The 1967 Boston Red Sox season, often referred to as The Impossible Dream, consisted of the team's first winning season since 1958, as the Red Sox shocked all of New England and the rest of the baseball world by winning the American League Championship (also called the AL Pennant) and reached the World Series for the first time since 1946. The season had one of the most memorable finishes in baseball history, as the AL pennant race went to the very last game, with Boston (92–70) beating out the Detroit Tigers and Minnesota Twins by one game.

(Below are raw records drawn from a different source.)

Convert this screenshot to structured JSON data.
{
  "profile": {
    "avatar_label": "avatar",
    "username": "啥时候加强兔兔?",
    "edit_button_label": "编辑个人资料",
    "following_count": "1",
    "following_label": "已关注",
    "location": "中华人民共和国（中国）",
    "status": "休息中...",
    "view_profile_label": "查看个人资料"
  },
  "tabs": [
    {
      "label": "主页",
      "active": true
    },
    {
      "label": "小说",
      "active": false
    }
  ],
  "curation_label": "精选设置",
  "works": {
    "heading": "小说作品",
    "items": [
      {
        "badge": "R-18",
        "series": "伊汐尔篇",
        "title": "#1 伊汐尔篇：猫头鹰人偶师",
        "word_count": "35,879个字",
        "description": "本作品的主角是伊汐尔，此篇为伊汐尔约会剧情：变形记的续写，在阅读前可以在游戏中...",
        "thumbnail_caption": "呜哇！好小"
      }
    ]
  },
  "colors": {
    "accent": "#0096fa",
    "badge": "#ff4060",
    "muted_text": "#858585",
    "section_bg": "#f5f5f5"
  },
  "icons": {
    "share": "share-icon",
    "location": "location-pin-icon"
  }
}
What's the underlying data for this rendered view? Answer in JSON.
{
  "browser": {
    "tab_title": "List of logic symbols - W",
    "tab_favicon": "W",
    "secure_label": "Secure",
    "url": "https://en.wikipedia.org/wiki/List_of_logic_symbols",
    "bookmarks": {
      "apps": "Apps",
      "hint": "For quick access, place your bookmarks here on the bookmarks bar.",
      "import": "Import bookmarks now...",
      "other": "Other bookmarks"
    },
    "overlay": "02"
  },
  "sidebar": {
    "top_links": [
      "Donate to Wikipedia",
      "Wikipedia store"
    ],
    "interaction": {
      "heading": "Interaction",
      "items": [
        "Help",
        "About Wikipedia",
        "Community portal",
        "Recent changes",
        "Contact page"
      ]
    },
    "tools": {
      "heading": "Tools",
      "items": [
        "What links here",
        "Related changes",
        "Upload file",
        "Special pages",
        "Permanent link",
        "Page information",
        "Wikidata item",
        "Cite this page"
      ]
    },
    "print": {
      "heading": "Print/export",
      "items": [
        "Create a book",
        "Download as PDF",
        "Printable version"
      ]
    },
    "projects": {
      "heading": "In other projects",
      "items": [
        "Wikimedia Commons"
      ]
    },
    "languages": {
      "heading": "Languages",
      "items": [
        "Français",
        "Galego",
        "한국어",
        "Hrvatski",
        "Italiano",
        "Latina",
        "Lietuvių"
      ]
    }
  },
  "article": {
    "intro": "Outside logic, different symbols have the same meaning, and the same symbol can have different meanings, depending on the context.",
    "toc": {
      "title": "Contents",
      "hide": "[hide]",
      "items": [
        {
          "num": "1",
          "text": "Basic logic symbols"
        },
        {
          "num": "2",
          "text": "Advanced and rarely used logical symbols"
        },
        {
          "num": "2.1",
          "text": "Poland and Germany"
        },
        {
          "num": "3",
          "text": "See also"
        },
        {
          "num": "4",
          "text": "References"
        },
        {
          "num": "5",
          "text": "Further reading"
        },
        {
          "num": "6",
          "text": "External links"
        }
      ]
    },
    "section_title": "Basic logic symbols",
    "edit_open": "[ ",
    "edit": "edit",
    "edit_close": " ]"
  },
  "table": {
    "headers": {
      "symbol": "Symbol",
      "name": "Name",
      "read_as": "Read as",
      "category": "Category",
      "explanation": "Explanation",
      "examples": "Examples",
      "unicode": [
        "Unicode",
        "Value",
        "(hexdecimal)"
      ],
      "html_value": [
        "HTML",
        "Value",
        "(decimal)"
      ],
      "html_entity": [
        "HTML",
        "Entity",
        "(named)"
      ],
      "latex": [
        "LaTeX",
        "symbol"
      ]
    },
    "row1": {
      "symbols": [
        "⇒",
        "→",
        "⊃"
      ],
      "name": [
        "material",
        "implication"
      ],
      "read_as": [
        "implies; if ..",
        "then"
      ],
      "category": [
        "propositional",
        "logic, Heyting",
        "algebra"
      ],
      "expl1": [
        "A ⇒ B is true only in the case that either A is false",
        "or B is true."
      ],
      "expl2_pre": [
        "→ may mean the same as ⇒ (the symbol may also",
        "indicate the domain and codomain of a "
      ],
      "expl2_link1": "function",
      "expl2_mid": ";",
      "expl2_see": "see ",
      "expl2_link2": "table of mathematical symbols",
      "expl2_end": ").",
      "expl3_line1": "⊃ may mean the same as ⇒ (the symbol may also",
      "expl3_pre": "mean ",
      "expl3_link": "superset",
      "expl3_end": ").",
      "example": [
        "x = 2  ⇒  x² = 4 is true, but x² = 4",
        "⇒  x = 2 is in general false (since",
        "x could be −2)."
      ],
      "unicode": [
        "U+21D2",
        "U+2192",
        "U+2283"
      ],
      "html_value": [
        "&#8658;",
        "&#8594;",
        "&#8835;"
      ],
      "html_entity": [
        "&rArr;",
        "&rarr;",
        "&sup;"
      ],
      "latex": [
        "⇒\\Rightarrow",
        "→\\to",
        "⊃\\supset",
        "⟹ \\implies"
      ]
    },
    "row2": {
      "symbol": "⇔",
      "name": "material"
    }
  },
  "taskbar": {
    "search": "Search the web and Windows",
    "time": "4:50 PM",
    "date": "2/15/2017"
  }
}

As a 21-year-old rookie, Billy Rohr made his first start on April 14 at Yankee Stadium facing Whitey Ford. He was one strike away from a no-hitter when Elston Howard, who would join the Red Sox later that season, hit a soft single into right-center field. Yastrzemski had saved Rohr's no-hit bid earlier in the game when he made an over-the-shoulder running-away catch deep in left field. Following Howard's single, Rohr proceeded to retire the next batter for a 3–0 shutout. Four days later at Fenway Park, he beat the Yankees again, 6–1. Mel Stottlemyre was charged with the loss. However Rohr only won one more major league game and was out of the majors after the 1968 season.
Right out of the gates, the Red Sox showed contender capabilities and entering August, were only two and a half games behind the league-leading Chicago White Sox and were eight games over .500. By month's end, the White Sox lost hold of first-place and on August 26, the Red Sox sat atop the American League at 72–56. A five-way race between the Red Sox, White Sox, Detroit Tigers, Minnesota Twins, and the California Angels developed for the American League pennant. The Angels slumped in early September to fall out of the race, and the White Sox slumped in the next to last week of the season.